If pain reminds you that you're alive then the aforementioned episode with the stomach acid is the most alive I've ever felt. If that's true though then is the converse true as well? Is the inability to feel when we're at our least alive?
After the initial high of receiving Diamorphine it rapidly became a terrible burden. I couldn't cope without it but being on it was a horrendous experience. I've mentioned the dreams before but that isn't even the half of it. My waking hours were spent with a mind gone wandering. I couldn't trust my own thoughts and often made little sense to whoever was with me. Normally that would frustrate me as I always like to be understood, even if someone disagrees with me, but I felt nothing. I was as they say 'oot the game'.
So I couldn't interact with the world in the way I would normally like to and I vividly remember feeling completely detached from it. Allied to the sleep deprivation I was suffering from I just didn't feel like I was operating on the same level as all these people around me. Feeling so detached from everything around me, I felt like I wasn't making a mark on the world, that my life wasn't of note, that death might not actually be either too far away or even unwelcome. The numbness felt like preparation for the end in my mind; a fog that hides everything yet gives the sense of impending danger.

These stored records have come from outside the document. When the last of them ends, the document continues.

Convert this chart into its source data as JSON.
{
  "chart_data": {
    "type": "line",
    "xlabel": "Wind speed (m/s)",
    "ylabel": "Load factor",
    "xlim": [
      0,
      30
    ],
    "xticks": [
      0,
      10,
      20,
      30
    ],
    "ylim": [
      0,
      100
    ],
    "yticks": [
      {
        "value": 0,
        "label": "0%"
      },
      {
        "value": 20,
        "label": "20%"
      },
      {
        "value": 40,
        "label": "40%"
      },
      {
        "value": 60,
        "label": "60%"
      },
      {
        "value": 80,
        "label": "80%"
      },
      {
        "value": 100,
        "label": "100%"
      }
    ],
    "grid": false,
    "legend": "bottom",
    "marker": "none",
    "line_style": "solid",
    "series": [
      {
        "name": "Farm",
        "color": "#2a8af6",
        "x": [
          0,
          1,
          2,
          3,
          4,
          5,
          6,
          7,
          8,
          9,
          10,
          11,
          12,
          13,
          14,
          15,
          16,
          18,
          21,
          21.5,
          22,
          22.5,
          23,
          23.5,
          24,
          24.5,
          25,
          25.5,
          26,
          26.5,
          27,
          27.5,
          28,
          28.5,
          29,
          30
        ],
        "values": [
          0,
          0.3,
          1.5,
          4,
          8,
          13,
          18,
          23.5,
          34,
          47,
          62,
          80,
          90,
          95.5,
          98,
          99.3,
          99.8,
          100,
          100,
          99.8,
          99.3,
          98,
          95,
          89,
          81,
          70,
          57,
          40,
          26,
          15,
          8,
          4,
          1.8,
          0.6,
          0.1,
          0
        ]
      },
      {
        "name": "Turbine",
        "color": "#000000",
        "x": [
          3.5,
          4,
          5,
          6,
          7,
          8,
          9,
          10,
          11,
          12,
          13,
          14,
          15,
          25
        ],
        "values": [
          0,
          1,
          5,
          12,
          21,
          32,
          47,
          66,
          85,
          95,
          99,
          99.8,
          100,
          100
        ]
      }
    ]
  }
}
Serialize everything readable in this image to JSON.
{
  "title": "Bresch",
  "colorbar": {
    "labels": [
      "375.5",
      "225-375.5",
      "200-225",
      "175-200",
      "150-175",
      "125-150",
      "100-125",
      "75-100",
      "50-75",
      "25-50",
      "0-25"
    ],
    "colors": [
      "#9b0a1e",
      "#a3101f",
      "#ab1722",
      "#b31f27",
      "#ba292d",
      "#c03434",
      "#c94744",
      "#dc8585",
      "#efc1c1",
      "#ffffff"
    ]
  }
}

All these thoughts are, with the benefit of the retrospectoscope, side effects of the chemicals sloshing around in my bloodstream but they felt so very real at the time. I've never really spoken about it to anyone because there's very few ways to crowbar that there were times that you wanted to just close your eyes and slip away into the conversation.
I know that when I get my chance at a lung transplant that pain medication will be necessary at certain points but I'll be doing my best to minimise how much of it I get. I'd rather feel a little pain than have to endure that fog again.